Deirdre brushed Santiago’s cheek and was pleasantly surprised when the Spartan didn’t pull away. “You’ve had decades, Corazon. If you haven’t, as you say, worked it out yet then you never will. Not without help, at least.”
“I don’t need help with anything,” said Santiago.
“But you do need me in the same way I need you,” said Deirdre. “So please, stay here with me tonight.”
“And if I won’t?” said Santiago.
“Then you can go back to your quarters and we’ll dance around each other some more,” said Deirdre. “And I’ll permanently remain at a safe distance. If that’s what you really want.”
Santiago looked at her and Deirdre didn’t need her empathic abilities to know what she felt. Her mask was slipping, her cold exterior melting. Colonel Santiago would confidently step into battle and could face down the most terrifying opponents. But the woman standing in front of Deirdre was simply Corazon, and she was terrified of her own feelings.
Deirdre gently pulled the woman into a comforting embrace. And was only slightly surprised when Santiago pulled her into a kiss first.
The moon Nessus was the only source of light in the bedroom. Deirdre calmly regarded Santiago’s slumbering form next to her.
It had been an interesting night, to say the least.
There was this that could be said for the Spartan commander; once she decided to do something, she would see it through to the end. And when the end came, Deirdre could sense no more fear, no more anger. She would like to say that there had been nothing but love, but that wasn’t entirely true. But afterwards, there had been peace.
Deirdre grinned. The right-wing gun nut finding peace in the arms of the nature loony? What would the other factions think of that?
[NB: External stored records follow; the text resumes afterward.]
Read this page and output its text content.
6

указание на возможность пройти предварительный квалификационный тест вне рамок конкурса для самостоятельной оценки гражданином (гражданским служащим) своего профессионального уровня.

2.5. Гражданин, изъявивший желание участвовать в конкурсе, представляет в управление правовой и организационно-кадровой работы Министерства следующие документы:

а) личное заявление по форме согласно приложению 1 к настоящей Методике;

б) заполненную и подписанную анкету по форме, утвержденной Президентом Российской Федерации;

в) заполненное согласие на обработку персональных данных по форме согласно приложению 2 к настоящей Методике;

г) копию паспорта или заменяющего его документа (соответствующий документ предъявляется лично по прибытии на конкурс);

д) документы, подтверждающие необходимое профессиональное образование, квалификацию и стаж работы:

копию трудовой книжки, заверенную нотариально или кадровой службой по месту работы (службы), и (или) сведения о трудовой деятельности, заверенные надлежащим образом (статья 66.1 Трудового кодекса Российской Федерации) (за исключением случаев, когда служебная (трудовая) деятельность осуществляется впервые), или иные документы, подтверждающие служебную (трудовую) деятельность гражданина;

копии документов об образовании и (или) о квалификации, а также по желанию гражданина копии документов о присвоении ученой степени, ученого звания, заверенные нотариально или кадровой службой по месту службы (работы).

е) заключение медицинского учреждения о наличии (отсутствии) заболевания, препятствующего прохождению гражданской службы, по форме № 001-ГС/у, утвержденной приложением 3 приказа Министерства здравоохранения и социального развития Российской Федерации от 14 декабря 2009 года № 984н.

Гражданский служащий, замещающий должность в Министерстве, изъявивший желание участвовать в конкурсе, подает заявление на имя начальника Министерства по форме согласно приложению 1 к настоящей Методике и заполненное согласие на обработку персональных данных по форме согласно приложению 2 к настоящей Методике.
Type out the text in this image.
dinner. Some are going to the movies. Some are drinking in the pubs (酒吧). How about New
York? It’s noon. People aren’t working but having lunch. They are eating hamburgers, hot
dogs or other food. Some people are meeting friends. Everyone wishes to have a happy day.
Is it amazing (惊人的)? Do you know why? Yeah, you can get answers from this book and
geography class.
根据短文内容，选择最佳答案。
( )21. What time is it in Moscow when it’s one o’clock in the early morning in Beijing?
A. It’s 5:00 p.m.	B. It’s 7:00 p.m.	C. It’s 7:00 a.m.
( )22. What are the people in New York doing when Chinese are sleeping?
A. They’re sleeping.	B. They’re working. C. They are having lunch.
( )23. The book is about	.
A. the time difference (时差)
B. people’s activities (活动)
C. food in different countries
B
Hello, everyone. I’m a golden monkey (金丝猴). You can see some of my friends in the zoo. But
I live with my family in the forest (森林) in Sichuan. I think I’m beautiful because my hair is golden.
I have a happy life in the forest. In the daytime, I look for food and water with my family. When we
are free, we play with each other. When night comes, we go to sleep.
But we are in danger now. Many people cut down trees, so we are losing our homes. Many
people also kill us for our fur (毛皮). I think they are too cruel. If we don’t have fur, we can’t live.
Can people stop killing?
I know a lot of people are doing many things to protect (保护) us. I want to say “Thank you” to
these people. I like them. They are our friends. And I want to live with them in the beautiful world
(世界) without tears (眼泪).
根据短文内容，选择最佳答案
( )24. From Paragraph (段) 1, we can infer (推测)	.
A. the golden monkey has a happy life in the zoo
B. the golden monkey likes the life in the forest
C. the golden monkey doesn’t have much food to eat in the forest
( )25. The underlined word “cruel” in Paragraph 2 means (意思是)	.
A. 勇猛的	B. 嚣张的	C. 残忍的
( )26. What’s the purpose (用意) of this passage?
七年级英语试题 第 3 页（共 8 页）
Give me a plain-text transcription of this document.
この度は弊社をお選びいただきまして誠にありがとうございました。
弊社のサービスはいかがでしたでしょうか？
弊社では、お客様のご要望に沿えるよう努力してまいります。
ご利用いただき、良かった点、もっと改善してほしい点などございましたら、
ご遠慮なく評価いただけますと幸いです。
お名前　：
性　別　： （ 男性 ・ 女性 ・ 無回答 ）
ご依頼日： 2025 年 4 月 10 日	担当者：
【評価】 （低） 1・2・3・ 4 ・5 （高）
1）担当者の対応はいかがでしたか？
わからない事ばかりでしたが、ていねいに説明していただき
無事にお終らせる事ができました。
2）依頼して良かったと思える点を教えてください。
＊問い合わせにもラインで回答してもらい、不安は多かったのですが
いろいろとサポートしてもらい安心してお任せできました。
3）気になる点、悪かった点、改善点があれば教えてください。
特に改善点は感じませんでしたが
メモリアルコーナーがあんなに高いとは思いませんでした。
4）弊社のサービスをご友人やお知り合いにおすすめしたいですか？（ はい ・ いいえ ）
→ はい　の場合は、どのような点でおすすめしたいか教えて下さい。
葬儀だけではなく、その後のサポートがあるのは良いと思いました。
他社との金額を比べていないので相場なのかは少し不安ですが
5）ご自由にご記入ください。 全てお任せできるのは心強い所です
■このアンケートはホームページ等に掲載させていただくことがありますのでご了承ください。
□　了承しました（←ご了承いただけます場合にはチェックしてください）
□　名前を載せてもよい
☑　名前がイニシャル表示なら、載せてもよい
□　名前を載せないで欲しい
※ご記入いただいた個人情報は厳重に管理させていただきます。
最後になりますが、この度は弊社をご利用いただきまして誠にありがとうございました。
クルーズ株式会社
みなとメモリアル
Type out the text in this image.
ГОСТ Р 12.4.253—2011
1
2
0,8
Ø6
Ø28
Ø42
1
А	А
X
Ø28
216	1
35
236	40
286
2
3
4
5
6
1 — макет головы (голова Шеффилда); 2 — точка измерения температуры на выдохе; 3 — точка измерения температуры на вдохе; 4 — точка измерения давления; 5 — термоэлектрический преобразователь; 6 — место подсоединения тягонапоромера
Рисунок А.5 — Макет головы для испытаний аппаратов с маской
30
Well, never mind what the other factions thought of that, of them. Peace would soon be a scarce commodity on Planet and Lady Deirdre intended to get a hold of it wherever she could find it.
Deirdre carefully pulled Santiago’s body against her own and planted a kiss on the woman’s right shoulder-blade.
“Hmm?” Santiago muttered.
“I’m sorry, did I wake you?” Deirdre whispered.
“Hmm,” said Santiago. “But I don’t mind.”
Deirdre smiled. “That’s good.”
Santiago turned around, but was careful not to get out of Deirdre’s embrace. Her face was calm, but not cold. It was, however, as determined as always. Wordlessly, Santiago brushed an errant lock of Deirdre’s black hair out of her face, then kissed her. Deirdre soon found herself in Santiago’s embrace as well and both women’s legs started to entwine with a definite purpose.
Tomorrow Lady Deirdre and Colonel Santiago would have to talk about matters of state and in spite of their Pact of Sisterhood would have to make decisions based on what would be best for their own faction.
But for the two women sharing a bed, tomorrow was an infinity away.